Every day activities
Unfortunately, part of that every day life is something that fathers are going to miss. Research from Brigham Young University found that these simple, every day activities like eating a meal, playing video games, or just watching TV, are even more important to share with fathers, than the big outings or trips.
The problem is that often times, fathers who are not present during these day-to-day activities, are more likely to try and go all out in going on a trip or doing something bigger or more expensive in order to capture the attention and memories of their child, whom they love and miss.
It’s important for these fathers to know that they are important in their own child’s life. The urge to be absent in order to promote that sense of normalcy may be present, but fathers are a necessary piece in a child’s life, according to the National Court Appointed Special Advocate Association. Without being present in a child’s life, you do not get to know a child. You don’t get to be the parent or teacher that they need in order to grow and mature as an individual.
Knowing a child is an important part to parenting a child. Being aware of their behaviors, likes, dislikes, relationships, and idiosyncrasies allows fathers to take an active interest in their child’s day-to-day life and understand them more effectively during visits, extended stays, holidays, birthdays, family events, etc.
It also allows the father to learn their child’s typical whereabouts, in case anything was to happen to them. Preparing for worst case scenarios allows for precautions to help fathers in the future. Similarly, there are precautions built into the legal system that allow fathers the opportunity to be a part of their child’s life.
The Adoption and Safe Families Act of 1997, the Adoption Assistance and Child Welfare Act of 1980, the Fostering Connections to Success and Increasing Adoptions Act of 2008, and the Child and Family Services Reviews are in place as legal measures intended to secure and boost the judicial oversight over child protection cases.
These cases also help protect the rights of fathers and promote parental engagement. The courts want active parents, and in helping these parents achieve a more active role in their child’s life, they are promoting functioning families.
However, past experiences with troubled and disinterested fathers can often lead to negative stereotypes in the minds of child protection officials. These past experiences can sometimes influence decisions in schedules and assessments regarding parental fitness and support.
Allowing them the opportunity to learn more about the father’s set of circumstances and ability to be there for their child, physically, emotionally, and financially, squashes those stereotypes and negative presumptions quickly.
Better Off With You
The Father Involvement Research Alliance has done studies that have shown that even from early developmental stages, children with involved fathers are more likely to be confident in new situations, eager to explore their surroundings, and emotionally secure.
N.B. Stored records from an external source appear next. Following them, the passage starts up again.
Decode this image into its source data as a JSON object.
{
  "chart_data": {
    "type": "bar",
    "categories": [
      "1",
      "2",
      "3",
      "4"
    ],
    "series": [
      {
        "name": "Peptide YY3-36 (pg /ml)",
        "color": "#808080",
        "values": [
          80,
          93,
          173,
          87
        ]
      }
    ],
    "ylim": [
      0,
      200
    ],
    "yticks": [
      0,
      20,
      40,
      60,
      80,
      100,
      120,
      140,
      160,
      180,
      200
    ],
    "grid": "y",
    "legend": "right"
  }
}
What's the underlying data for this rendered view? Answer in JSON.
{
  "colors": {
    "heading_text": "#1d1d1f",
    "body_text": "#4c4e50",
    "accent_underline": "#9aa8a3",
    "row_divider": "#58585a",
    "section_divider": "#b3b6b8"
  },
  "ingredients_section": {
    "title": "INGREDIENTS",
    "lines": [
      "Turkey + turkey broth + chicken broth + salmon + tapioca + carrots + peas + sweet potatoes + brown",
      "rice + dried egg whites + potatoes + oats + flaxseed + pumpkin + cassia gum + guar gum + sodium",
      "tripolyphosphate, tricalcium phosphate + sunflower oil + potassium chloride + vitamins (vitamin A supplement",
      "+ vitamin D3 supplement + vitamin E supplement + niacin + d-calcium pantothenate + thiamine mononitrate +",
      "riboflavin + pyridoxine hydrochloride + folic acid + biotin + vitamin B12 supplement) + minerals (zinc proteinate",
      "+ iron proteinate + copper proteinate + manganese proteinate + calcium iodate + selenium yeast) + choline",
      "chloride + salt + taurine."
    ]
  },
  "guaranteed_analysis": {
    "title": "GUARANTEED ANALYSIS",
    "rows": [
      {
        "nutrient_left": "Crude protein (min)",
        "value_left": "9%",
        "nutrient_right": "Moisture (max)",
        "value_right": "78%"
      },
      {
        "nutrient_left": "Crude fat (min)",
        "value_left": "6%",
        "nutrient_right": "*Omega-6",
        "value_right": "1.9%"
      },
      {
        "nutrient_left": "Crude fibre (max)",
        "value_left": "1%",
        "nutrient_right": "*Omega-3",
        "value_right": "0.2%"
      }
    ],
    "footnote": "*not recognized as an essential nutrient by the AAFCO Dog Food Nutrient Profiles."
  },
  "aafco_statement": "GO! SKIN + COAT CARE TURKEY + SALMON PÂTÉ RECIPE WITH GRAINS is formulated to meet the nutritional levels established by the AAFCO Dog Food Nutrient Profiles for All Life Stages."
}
The studies show that toddlers with present fathers have a higher IQ by the age of 3 and are better problem solvers.
The U.S. Department of Education found that 43 percent of children with highly involved fathers were more likely than other children to earn mostly As in school and were 33 percent less likely to repeat a grade. Depression and behavioral problems also are less likely to occur in children with highly involved fathers.
The need for fathers to be present in their child’s life is apparent. Children without the presence of a father figure can function and live whole and complete lives, but if a child were to have the choice to have or not have a functioning, caring, loving and present father in their lives, why would they ever choose not to?